Nor is Islamic extremism in itself a driving force, though all the republics except North Ossetia are predominantly Muslim. Experts say social and economic factors are pushing people into rebel groups that have forged links with international Islamist terrorism.

"Fundamentalist Islam is a form of social protest," says Mr Malashenko.

Poverty is one factor: gross domestic product per capita is half the Russian average and unemployment is 80 per cent in some Caucasus republics.

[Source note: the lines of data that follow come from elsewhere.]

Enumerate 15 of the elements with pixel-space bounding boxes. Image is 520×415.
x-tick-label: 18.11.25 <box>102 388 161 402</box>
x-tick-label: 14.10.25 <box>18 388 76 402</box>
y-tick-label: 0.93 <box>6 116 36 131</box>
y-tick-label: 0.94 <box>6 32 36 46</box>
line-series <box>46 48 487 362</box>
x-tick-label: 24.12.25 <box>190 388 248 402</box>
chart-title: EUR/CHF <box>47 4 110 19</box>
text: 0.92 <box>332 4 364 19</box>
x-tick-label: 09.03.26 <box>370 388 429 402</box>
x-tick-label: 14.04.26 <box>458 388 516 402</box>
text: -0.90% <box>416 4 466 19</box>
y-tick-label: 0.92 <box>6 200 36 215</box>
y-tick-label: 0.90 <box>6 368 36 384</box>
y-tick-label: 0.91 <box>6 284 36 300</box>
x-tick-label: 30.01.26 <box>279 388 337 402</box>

Others are resentment of corrupt local leaderships, and ethnic and land disputes unfrozen when the Soviet Union collapsed.

Human rights groups add that heavy-handed tactics by local security forces, claiming to be rooting out extremists but often targeting individuals with no rebel links, are fuelling radicalism. Disappearances and beatings, long common in Chechnya, have spread into Dagestan, Ingushetia and Kabardino-Balkaria.

Locals say Mr Kozak's recognition of some root causes of the problems is positive, but may be too late to prevent violence from escalating.

"There is already a war in Dagestan, there is already a kind of war in Ingushetia," says Mr Akiyev in Nazran. "It is like a volcano. You see smoke from it now and again, but it could erupt any time."
Posted by:Dan Darling

#1  Ossetian and Ingusetian regions have been fighting off and on for hundreds of years. New wars make new reasons to fight, with Beslan standing out as a reason for the North Ossetian's to lay out some of that revenge since the Beslan seige was planned in Ingushetia.

That's just the beginning of the racial and tribal tensions across the Caucasus.

Add Putin's new gubernatorial appointing powers and a little graft and corruption with a pinch of Islamic radialism and you've got funtime for the Northern Caucasus.

Central Asia seems much more strategically important than is the middle east. IMHO we need to stomp out and/or mitigate radicalism there before our gateway to China and Russia is compromised.